Despite being exhausted and not getting to bed until midnight, I woke up at 3something am, and again at 4something, and couldn't get back to sleep. Finally I gave up and got up at 5:30. I had coffee, ate breakfast (Mr. Yu had kindly provided coffee and some food, so I would have something to eat in the morning), did some cleaning and organizing, decided what I was going to wear and laid it out, and read for a bit. I was planning to wear warm tights under my pants, with socks over them, because I had been told that the school is usually cold, and I was going to be wearing new boots and wanted to avoid blisters. At 8:10 I went into the bathroom to get dressed and do my hair, so I could be down in the lobby at 8:20. Then the door buzzer rang. Mr. Yu was 10 minutes early! Since I wasn't yet dressed, I tried to dress really quickly. Knowing that the tights would not go on quickly, I abandoned them and just pulled on the socks. I finished dressing in about a minute and opened the door. Mr. Yu apologized for being early and explained that he was worried about me, because the heat in my apartment did not seem to be working properly. (It does heat the apartment, it just takes a lot longer than it should.) I didn't want to keep him waiting, so I just ran a brush through my hair, and gathered my things.
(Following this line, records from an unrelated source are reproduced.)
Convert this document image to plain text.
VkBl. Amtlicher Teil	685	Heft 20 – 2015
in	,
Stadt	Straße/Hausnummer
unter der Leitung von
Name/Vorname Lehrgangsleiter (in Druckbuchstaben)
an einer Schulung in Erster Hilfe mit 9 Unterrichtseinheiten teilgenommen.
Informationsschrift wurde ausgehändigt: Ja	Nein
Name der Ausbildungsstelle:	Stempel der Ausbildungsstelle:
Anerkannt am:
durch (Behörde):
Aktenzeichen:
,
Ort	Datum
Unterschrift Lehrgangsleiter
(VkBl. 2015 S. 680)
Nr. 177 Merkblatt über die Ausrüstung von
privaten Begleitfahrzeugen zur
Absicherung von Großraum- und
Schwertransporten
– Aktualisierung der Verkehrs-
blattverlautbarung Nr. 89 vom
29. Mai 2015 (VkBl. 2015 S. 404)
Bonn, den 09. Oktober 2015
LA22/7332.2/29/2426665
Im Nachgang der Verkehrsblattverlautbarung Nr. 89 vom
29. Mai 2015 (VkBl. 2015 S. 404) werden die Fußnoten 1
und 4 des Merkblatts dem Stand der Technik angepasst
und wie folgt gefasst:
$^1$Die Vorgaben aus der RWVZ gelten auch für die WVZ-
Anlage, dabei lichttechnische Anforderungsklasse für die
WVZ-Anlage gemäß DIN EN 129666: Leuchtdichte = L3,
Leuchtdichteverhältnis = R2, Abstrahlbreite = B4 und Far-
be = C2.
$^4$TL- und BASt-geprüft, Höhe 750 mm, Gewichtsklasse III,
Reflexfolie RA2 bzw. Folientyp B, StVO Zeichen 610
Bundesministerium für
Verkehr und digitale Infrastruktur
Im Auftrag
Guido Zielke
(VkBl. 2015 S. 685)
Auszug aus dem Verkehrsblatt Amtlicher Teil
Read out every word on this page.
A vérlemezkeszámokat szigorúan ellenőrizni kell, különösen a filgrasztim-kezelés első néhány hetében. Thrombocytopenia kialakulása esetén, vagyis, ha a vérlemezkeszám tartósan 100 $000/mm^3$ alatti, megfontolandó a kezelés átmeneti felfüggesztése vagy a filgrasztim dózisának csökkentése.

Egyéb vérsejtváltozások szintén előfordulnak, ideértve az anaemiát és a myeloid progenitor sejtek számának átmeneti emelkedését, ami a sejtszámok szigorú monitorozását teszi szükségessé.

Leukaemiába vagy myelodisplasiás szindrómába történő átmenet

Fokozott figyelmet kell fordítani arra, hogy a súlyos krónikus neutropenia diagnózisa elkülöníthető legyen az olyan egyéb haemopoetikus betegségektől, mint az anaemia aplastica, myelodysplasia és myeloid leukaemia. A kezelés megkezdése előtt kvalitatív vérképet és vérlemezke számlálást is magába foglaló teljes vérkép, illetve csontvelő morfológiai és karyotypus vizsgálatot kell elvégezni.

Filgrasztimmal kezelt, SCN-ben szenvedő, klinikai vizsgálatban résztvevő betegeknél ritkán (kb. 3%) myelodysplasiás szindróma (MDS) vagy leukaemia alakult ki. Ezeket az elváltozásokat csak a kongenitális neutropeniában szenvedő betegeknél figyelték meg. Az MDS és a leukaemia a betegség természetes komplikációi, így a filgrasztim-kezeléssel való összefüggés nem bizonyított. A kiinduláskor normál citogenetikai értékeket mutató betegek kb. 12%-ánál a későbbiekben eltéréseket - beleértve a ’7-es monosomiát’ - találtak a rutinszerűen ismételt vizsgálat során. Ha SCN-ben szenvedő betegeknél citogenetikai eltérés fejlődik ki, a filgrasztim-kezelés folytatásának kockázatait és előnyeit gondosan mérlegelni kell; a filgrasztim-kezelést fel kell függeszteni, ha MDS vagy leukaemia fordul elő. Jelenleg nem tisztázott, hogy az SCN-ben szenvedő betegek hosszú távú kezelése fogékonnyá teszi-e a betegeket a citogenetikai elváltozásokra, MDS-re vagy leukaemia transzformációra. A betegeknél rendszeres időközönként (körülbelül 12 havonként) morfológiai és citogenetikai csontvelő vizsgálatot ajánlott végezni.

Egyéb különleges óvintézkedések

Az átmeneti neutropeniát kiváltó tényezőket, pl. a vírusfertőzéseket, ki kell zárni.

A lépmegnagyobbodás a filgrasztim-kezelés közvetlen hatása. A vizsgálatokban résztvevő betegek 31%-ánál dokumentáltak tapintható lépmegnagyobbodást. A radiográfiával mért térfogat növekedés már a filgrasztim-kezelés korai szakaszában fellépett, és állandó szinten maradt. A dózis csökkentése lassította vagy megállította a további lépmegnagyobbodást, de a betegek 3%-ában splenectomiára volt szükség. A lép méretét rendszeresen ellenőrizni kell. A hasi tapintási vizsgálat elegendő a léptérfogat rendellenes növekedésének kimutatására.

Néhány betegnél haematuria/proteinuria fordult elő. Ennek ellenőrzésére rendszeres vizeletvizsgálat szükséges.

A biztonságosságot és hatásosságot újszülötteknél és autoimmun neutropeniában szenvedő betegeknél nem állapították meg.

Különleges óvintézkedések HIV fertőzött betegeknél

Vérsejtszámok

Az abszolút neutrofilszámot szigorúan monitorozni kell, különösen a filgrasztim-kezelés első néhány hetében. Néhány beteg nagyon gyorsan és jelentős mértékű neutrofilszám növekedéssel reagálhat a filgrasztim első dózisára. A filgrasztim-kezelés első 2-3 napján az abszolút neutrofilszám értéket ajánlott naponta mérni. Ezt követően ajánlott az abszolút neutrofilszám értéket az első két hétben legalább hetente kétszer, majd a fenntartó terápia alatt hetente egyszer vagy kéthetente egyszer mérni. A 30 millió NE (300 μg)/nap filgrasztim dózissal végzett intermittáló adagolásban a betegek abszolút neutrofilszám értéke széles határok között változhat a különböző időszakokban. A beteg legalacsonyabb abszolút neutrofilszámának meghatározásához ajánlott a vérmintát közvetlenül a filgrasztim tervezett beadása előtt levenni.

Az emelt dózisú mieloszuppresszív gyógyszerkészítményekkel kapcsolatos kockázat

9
I really suffered for the lack of tights, though. Not only was I cold all the time we were at the school, but I got a nasty blister on my heel from the new boots, which having tights under the socks would have prevented. Oh well. I guess I've learned not to wait to get dressed until the last minute when I'm expecting to meet someone!

We walked to the subway station and took the subway for two stops. As we went out of the subway station, I saw the exit for the school was the same one for Gwanaksan, the mountain that is north of Anyang and East of Gwacheon. We walked the few blocks to the school, which turned out to be right at the base of the mountain. I'll try to get pictures of the school and upload them soon.

I met the vice-principal and principal of the school ,and a lot of other teachers, most of whose names I have forgotten because I was severely jet-lagged and suffering from lack of sleep. Plus Korean names are still hard for me to remember.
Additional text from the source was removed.